Black-Scholes Option Pricing Calculator

Understanding the Black-Scholes formula

The Black-Scholes-Merton model, published in 1973, gives a closed-form price for European options under five assumptions: log-normal stock prices, constant volatility, constant risk-free rate, no dividends, and continuous trading with no transaction costs. Most of these assumptions are wrong in practice, which is why the model is a starting point — not a final answer — for serious options trading.

Inputs explained

Stock price (S) is the current spot price of the underlying. Strike (K) is the price at which the option holder can buy (call) or sell (put) the underlying. Time to expiry (T) is in years — three months ≈ 0.25, thirty days ≈ 0.082. Risk-free rate (r) is typically the yield on a short-dated Treasury matching the option's tenor. Volatility (σ) is the annualized standard deviation of the log returns of the underlying — almost always estimated from historical prices or implied from market option prices. Dividend yield (q) is the continuous annualized dividend yield of the underlying; set it to 0 for a non-dividend-paying stock. This calculator uses the Black-Scholes-Merton extension, which discounts the spot by the dividend yield — a positive q lowers call values and raises put values, exactly as a known dividend stream should.

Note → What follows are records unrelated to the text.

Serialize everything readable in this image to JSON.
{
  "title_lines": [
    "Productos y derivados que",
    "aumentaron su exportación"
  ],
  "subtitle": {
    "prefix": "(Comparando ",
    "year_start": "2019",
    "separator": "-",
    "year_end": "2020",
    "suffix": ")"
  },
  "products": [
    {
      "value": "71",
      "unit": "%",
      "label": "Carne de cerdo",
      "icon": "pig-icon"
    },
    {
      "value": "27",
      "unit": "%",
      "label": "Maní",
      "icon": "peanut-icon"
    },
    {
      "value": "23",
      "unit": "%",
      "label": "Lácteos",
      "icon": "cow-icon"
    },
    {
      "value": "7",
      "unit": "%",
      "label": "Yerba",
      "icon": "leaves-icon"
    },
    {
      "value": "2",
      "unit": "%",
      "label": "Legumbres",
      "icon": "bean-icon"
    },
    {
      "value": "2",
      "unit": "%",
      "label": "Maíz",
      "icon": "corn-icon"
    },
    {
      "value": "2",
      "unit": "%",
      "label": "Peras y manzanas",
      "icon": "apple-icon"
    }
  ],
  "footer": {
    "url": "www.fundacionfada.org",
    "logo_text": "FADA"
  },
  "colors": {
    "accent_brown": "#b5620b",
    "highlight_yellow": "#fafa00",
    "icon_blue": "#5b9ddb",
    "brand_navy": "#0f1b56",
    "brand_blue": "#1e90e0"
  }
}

The Greeks, in plain English

Delta is how much the option price changes when the stock moves $1. Gamma is how much delta changes when the stock moves $1 — high gamma means delta is unstable. Vega is how much the option price changes when implied volatility moves 1 percentage point. Theta is daily time decay — the dollar amount the option loses each day, all else equal. Rho is sensitivity to interest rate changes, usually small for short-dated options.

When Black-Scholes breaks down

The model assumes constant volatility, but real markets have volatility smiles and skews. It assumes lognormal returns, but real returns have fat tails. Continuous dividends are handled here via the dividend-yield input, but the formula still cannot price American-style early exercise — for that, use the American Option Calculator, which prices a binomial tree and reports the early-exercise premium directly. For path-dependent exotics (Asian, barrier, lookback), use the dedicated exotic endpoints in the API.

How this calculator works

When you submit the form, this page makes a server-side POST to https://api.quantoracle.dev/v1/options/price, the same endpoint that AI agents and trading bots call directly. The API runs a deterministic Black-Scholes implementation and returns the price, the full set of Greeks (including second-order Greeks like vanna and volga), and the implied probability of finishing in the money. Computation typically completes in 15-30 ms; total round-trip including network is usually under 200 ms.